New Delhi: The high-pitched political battle between the Bharatiya Janata Party (BJP) and Congress in Gujarat and Himachal Pradesh shifts to Parliament on Friday, the opening day of the winter session that is likely to see the opposition parties corner the government on a range of issues—from the roll out of the goods and services tax (GST) to rural distress, price rise and the impact of demonetisation.
A day before the start of the winter session, two all-party meetings were convened, first by the ruling National Democratic Alliance (NDA) and the other by Lok Sabha speaker Sumitra Mahajan.
In the course of the first meeting, Prime Minister Narendra Modi sought the cooperation of all political parties.
“PM requested all parties for cooperation in order to make this Parliament session a fruitful one,” said parliamentary affairs minister Ananth Kumar after the meeting.
The main items on the government’s legislative agenda are a supplementary demand for grants; an amendment bill seeking to give the National Commission on Backward Classes constitutional status, a bill that gives Muslim women the right to seek maintenance from their husbands in case of triple talaq; and three ordinances including GST compensation to states, he added.
Interestingly, before the start of the two all-party meetings, opposition parties also organized a separate meeting which was attended by senior leaders of the Congress, Trinamool Congress (TMC), Samajwadi Party (SP), National Conference (NC), Nationalist Congress Party (NCP) and Communist Party of India (CPI).
The meeting was crucial because it set the stage for floor coordination between opposition parties against the BJP-led NDA. These parties will meet once again on Monday.
“Two issues were discussed during the meeting.

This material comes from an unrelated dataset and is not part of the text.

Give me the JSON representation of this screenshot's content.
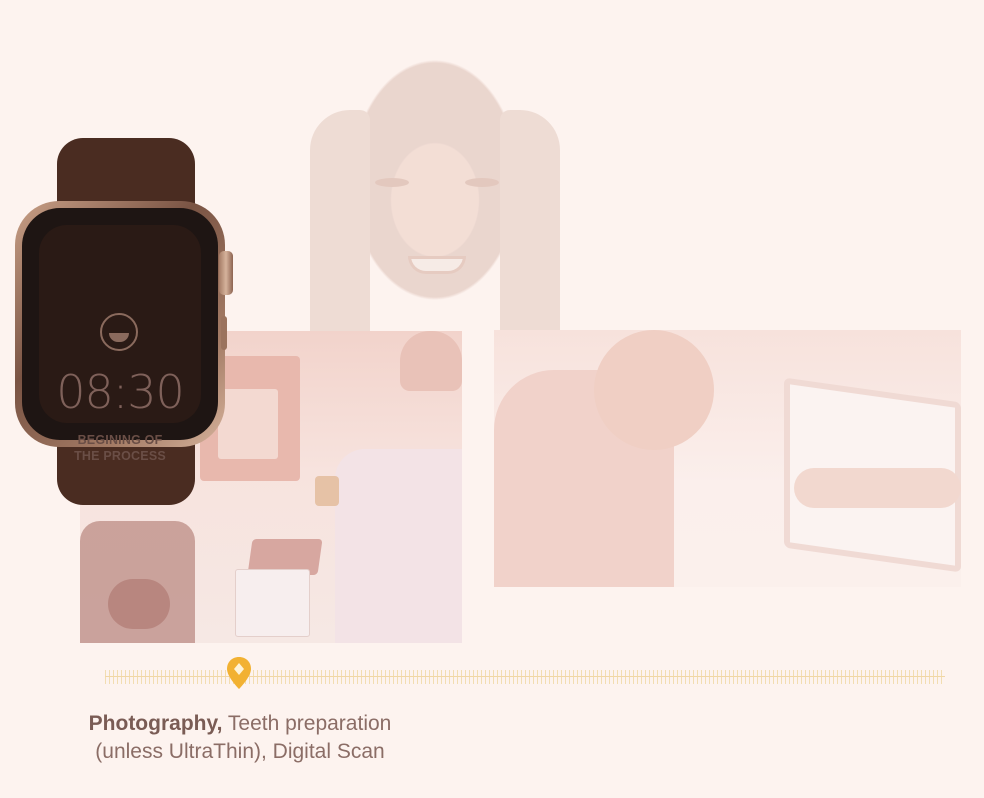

The first was on the allegations made by PM against former PM Manmohan Singh and disqualification of former Janata Dal (United) leader Sharad Yadav from Rajya Sabha. The opposition parties will again meet on Monday to discuss their floor strategy,” said Tariq Anwar, senior leader of NCP, who was a part of the meeting.
The winter session of Parliament will be held from 15 December to 5 January—a 21-day session with 14 sittings of both houses. This session is expected to be stormy as it commences days before the announcement of results of the Gujarat and Himachal Pradesh assembly elections.
“It was indeed shocking that the Election Commission had failed to uphold its constitutional mandate. Instead of taking action for violations, the poll panel had allowed violations by the ruling party. The Election Commission had been indulgent in allowing the prime minister to dedicate a submarine on the day of the poll,” said a statement issued by the Congress party after the opposition meeting.
In the upcoming session, the NDA government plans to bring the controversial bill to end the practice of instant triple talaq and also re-introduce a bill to grant constitutional status to the National Commission for Backward Classes (NCBC).
The Financial Resolution and Deposit Insurance Bill 2017, or FRDI Bill, which aims to limit the fallout of the failure of institutions like banks, insurance companies, non-banking financial companies, pension funds and stock exchanges, will also be taken up. The FRDI Bill 2017 was tabled in the Lok Sabha in August and was referred to the joint parliamentary committee, which will submit its report in this session.
According to PRS Legislative Research, other bills scheduled to be discussed include the Motor Vehicles (Amendment) Bill, 2016, The Companies (Amendment) Bill, 2016 and the National Bank for Agriculture And Rural Development (Amendment) Bill, 2017.
Opposition parties also plan to raise issues like the implementation of the GST, demonetisation, price rise, rural distress and women reservation bill.
“If all the exit polls are to be believed, the wind is blowing in favour of the BJP, thus the opposition won’t have much to say or many issues to raise in the course of the session. Both GST and demonetisation were central issues in both the elections and if the electorate of both the states has voted in favour of these policies then the BJP will clearly have an upper hand in the session,” said Abhay Kumar Dubey, a Delhi-based political analyst associated with the Centre for the Study of Developing Societies.